Recent astonishing basic science discoveries are altering our concepts of migraine at a breathtaking pace. Migraine is now considered a genetic disorder influenced by other internal and external factors. The neurologic disorder we call migraine results from altered neurochemical, electrical, and vascular changes in the nervous system. While headache is the most common and usually the most dramatic manifestation, remember, there is more to migraine than headache. Occasionally, the visual symptoms, nausea, vomiting, or frightening focal neurological symptoms, such as blurred vision and weakness, are more distressing to the patient than the headache itself. Little wonder that the clinical manifestations of migraine can be so variable across a broad spectrum of symptom presentations.
At one end of this spectrum is the most common clinical syndrome called migraine without aura, and at the other end are rare and complex disorders like familial hemiplegic migraine and basilar migraine, which are discussed later in the article. Even migraine without aura presents with a range of variable symptoms, frequency, and duration of attacks—not only between patients but between different attacks in the same patient—a spectrum within the larger spectrum.

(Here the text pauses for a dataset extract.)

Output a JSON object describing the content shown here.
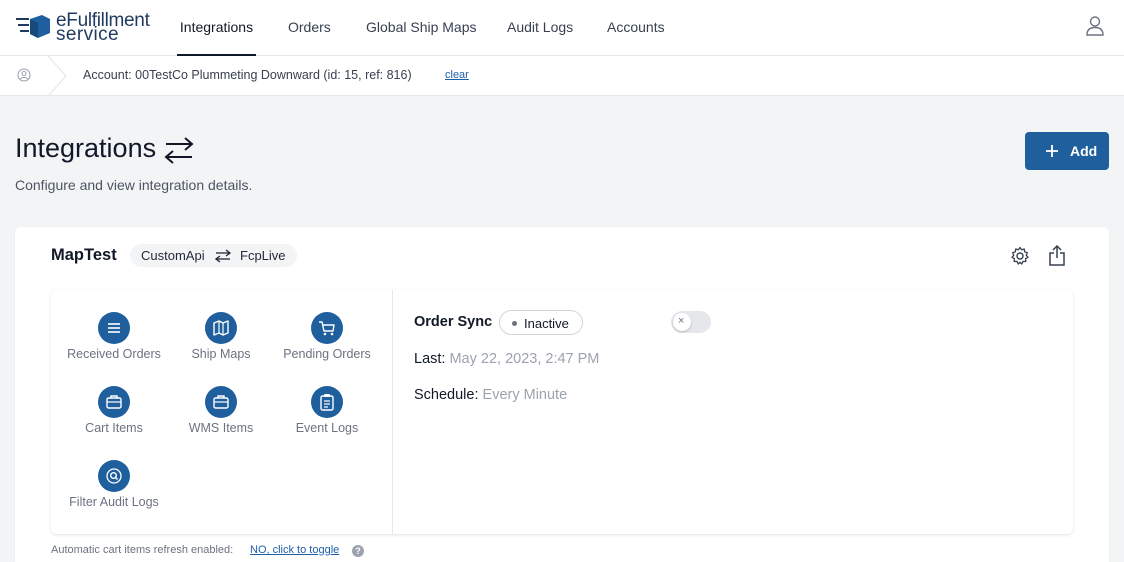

Migraine With and Without Aura
The two most common patterns of migraine are migraine with aura, formerly called classic migraine, and migraine without aura, or common migraine. Approximately 18 percent of women and six percent of men in the USA are plagued by migraine, and 15 to 30 percent will experience an aura, described below, with some of their migraine attacks.
Five phases of migraine
There are five phases of migraine that are not universally present, and may variably occur during different attacks in the same individual, underscoring the concept of a clinical spectrum of migraine. The first phase, or prodrome, occurs in 40 to 60 percent of migraineurs. This consists of altered mood, irritability, depression or euphoria, fatigue, yawning, excessive sleepiness, craving for certain food like chocolate, all of which suggest origin of these symptoms in the hypothalamus of the brain. These symptoms usually precede the headache phase of the migraine attack by several hours or even days, and experience teaches the patient or observant family that the migraine attack has begun.